Two identical glass $$\left( {{\mu _g} = \frac{3}{2}} \right)$$  equi-convex lenses of focal length $$f$$ each are kept in contact. The space between the two lenses is filled with water $$\left( {{\mu _w} = \frac{4}{3}} \right).$$   The focal length of the combination is

Solution :

Consider the situation shown is figure.Let radius of curvature of lens surfaces is $$R.$$ The combination is equivalent to three lenses in contact.

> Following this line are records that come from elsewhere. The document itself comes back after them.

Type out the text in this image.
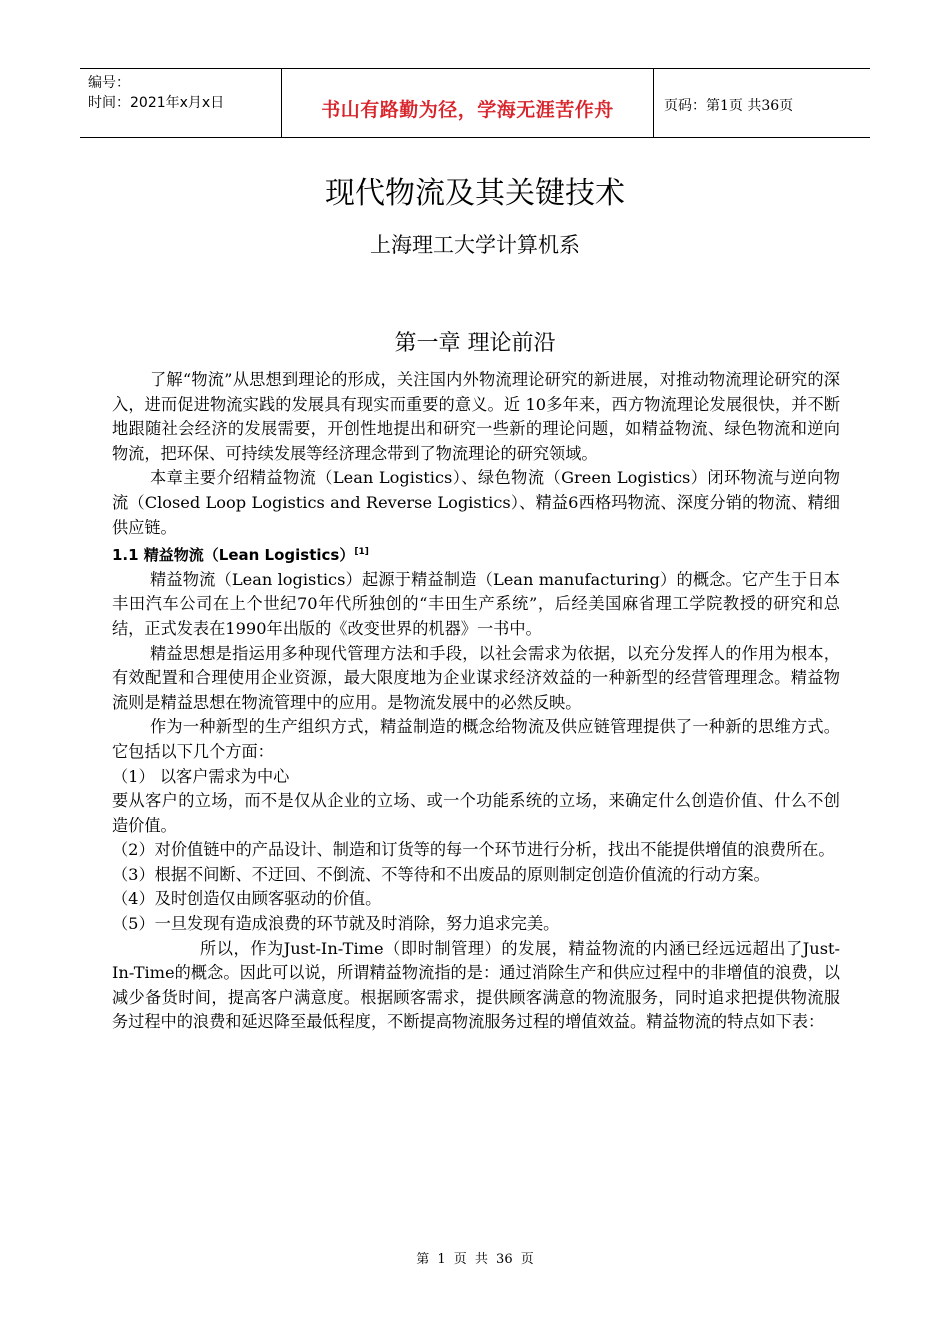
编号：
时间：2021年x月x日	书山有路勤为径，学海无涯苦作舟	页码：第1页 共36页
现代物流及其关键技术
上海理工大学计算机系
第一章 理论前沿

了解“物流”从思想到理论的形成，关注国内外物流理论研究的新进展，对推动物流理论研究的深入，进而促进物流实践的发展具有现实而重要的意义。近 10多年来，西方物流理论发展很快，并不断地跟随社会经济的发展需要，开创性地提出和研究一些新的理论问题，如精益物流、绿色物流和逆向物流，把环保、可持续发展等经济理念带到了物流理论的研究领域。

本章主要介绍精益物流（Lean Logistics）、绿色物流（Green Logistics）闭环物流与逆向物流（Closed Loop Logistics and Reverse Logistics）、精益6西格玛物流、深度分销的物流、精细供应链。

1.1 精益物流（Lean Logistics）[1]

精益物流（Lean logistics）起源于精益制造（Lean manufacturing）的概念。它产生于日本丰田汽车公司在上个世纪70年代所独创的“丰田生产系统”，后经美国麻省理工学院教授的研究和总结，正式发表在1990年出版的《改变世界的机器》一书中。

精益思想是指运用多种现代管理方法和手段，以社会需求为依据，以充分发挥人的作用为根本，有效配置和合理使用企业资源，最大限度地为企业谋求经济效益的一种新型的经营管理理念。精益物流则是精益思想在物流管理中的应用。是物流发展中的必然反映。

作为一种新型的生产组织方式，精益制造的概念给物流及供应链管理提供了一种新的思维方式。它包括以下几个方面：

（1） 以客户需求为中心

要从客户的立场，而不是仅从企业的立场、或一个功能系统的立场，来确定什么创造价值、什么不创造价值。

（2）对价值链中的产品设计、制造和订货等的每一个环节进行分析，找出不能提供增值的浪费所在。

（3）根据不间断、不迂回、不倒流、不等待和不出废品的原则制定创造价值流的行动方案。

（4）及时创造仅由顾客驱动的价值。

（5）一旦发现有造成浪费的环节就及时消除，努力追求完美。

所以，作为Just-In-Time（即时制管理）的发展，精益物流的内涵已经远远超出了Just-In-Time的概念。因此可以说，所谓精益物流指的是：通过消除生产和供应过程中的非增值的浪费，以减少备货时间，提高客户满意度。根据顾客需求，提供顾客满意的物流服务，同时追求把提供物流服务过程中的浪费和延迟降至最低程度，不断提高物流服务过程的增值效益。精益物流的特点如下表：

第 1 页 共 36 页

$$\eqalign{ & \therefore \frac{1}{{{f_{eq}}}} = \frac{1}{{{f_1}}} + \frac{1}{{{f_2}}} + \frac{1}{{{f_3}}} \cr & = \frac{2}{{{f_1}}} + \frac{1}{{{f_2}}}\,\,\left( {\because {f_1} = {f_3}} \right) \cr & {\text{Now,}}\,\,\frac{1}{{{f_1}}} = \frac{1}{{{f_3}}} = \left( {\mu - 1} \right)\left( {\frac{2}{R}} \right) = \frac{1}{f} \cr & \frac{1}{{{f_2}}} = \left( {{\mu _w} - 1} \right)\left( { - \frac{2}{R}} \right) = \left( {\frac{4}{3} - 1} \right)\left( {\frac{{ - 2}}{R}} \right) \cr & = \left( {\frac{1}{3}} \right)\left( { - \frac{2}{R}} \right) = \left( {\frac{{ - 2}}{R}} \right)\left( {\frac{1}{{2\left( {\mu - 1} \right)}}} \right) \cr & \Rightarrow \frac{1}{{{f_2}}} = \left( { - \frac{1}{3}} \right)\left( {\frac{1}{{\frac{3}{2} - 1}}} \right)\left( {\frac{1}{f}} \right) = - \frac{2}{3} \times \frac{1}{f} \cr & \therefore \frac{1}{{{f_{eq}}}} = \frac{2}{f} - \frac{2}{3} \times \frac{1}{f} = \frac{{6 - 2}}{{3f}} = \frac{4}{{3f}} \Rightarrow {f_{eq}} = \frac{{3f}}{4} \cr} $$